When it comes to your finances, you should always be prepared for the unexpected, and this is why you need an emergency fund. The best thing you can do for yourself is prepare for emergencies that require access to additional money. Having an emergency fund set aside is the ideal solution.
Financial emergencies can come in the form of a job loss, significant medical expenses, home or auto repairs or something you’ve never dreamed of.
The last thing you want to do is be forced to rely on credit cards or a loan which could simply compound the problem.
1. Map Out Your Monthly Expenses
Most financial advisers agree that it’s ideal to keep between three to six months of living expenses set aside in your emergency fund. This is the first step you need to consider when preparing your emergency fund. Be sure to consider both fixed and variable expenses when determining how much you need to set aside. The following are categories of some fixed and variable expenses you need to consider:
rent or mortgage, utilities
life insurance, renter’s insurance, homeowner’s insurance
FICA and income taxes
credit card debt, student loans, car loans
health and dental insurance
if applicable, day care or babysitter expenses
Personal Living Expenses:
groceries, personal items
gas, taxi, or public transportation
Once you’ve taken the time to calculate how much you are spending in these categories on a monthly basis, you can then determine how much you need in your emergency fund. If you are married or living with your significant other, be sure to calculate these costs as it relates to both of you so that you can accurately determine how much you need in your fund.
2. Start Accumulating Funds for Your Emergency Fund
If you don’t have an emergency fund set up yet, or you find it difficult to save money the key is to start small. Accumulating one month’s worth of expenses will take some time, but if you set your immediate goals to be small and manageable you will have a better chance to reach them.
The best way to get started would probably be through your bank or credit union. Open up a new savings account if you currently don’t have one and begin to save with this first. The next step is to get into the habit of making regular deposits into this account. Whether it is weekly, bi-weekly or monthly, create a schedule and stick to it. Once you make saving automatic you won’t even have to think about it.
If you feel it is difficult to begin saving simply start with a small amount. Maybe you begin with $10 a week initially. While this won’t amount add up all that quickly the important thing is to start putting something away and to make it a habit.

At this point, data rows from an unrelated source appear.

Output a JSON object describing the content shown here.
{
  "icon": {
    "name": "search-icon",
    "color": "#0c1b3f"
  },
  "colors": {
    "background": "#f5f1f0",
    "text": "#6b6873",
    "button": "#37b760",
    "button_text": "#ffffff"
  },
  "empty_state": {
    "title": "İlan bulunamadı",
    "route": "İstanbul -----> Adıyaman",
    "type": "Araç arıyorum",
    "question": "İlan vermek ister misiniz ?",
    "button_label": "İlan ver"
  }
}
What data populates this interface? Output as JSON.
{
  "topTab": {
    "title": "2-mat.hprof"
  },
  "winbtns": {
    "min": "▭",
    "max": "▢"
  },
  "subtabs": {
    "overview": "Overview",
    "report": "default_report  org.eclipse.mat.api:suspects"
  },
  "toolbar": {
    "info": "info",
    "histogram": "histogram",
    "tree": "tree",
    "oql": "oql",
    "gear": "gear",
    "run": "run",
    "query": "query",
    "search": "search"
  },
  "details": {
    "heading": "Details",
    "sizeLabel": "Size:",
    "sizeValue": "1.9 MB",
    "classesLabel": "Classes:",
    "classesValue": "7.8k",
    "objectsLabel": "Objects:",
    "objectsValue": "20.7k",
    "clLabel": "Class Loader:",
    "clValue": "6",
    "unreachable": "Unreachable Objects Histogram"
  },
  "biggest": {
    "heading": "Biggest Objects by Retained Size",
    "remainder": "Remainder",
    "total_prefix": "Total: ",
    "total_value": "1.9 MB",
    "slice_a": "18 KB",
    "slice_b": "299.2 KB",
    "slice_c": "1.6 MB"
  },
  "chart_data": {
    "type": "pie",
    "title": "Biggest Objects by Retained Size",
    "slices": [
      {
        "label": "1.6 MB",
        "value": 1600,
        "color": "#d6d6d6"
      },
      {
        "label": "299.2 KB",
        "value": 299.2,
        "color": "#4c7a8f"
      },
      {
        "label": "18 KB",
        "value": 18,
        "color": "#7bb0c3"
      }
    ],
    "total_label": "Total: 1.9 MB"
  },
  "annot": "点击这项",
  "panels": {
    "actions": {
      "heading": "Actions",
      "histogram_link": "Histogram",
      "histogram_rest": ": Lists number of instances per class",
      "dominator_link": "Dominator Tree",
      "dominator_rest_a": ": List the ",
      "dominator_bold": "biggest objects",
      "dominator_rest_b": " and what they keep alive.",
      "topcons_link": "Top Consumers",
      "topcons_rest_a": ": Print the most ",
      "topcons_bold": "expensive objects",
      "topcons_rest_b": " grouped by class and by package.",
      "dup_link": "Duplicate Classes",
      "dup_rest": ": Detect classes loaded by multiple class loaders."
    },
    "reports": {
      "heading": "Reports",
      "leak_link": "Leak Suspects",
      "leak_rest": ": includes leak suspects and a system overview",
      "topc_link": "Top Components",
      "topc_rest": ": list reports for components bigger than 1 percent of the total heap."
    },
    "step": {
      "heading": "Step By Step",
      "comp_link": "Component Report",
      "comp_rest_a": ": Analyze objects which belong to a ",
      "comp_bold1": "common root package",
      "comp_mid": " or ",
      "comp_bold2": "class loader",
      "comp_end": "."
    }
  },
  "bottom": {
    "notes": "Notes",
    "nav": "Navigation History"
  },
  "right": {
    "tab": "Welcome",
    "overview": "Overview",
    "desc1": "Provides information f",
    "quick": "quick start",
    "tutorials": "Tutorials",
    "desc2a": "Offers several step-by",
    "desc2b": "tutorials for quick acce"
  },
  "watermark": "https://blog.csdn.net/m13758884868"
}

After a few weeks you won’t even notice that $10 missing so you can bump it up to $15 or $20 after a month or so. You will begin to get used to that money not being there and can slightly increase it again.
3. Set up Your Emergency Fund Savings Account
You want your emergency fund to be easily accessible at any time. You should start with a savings account because it is simple to use and generally does not cost anything. The convenience factor is what is important when getting started. As your account grows you can find an account that earns reasonable interest so that your money is working for you.
By following these three steps, you’ll be well on your way to being prepared for any situation that results in an unexpected financial loss.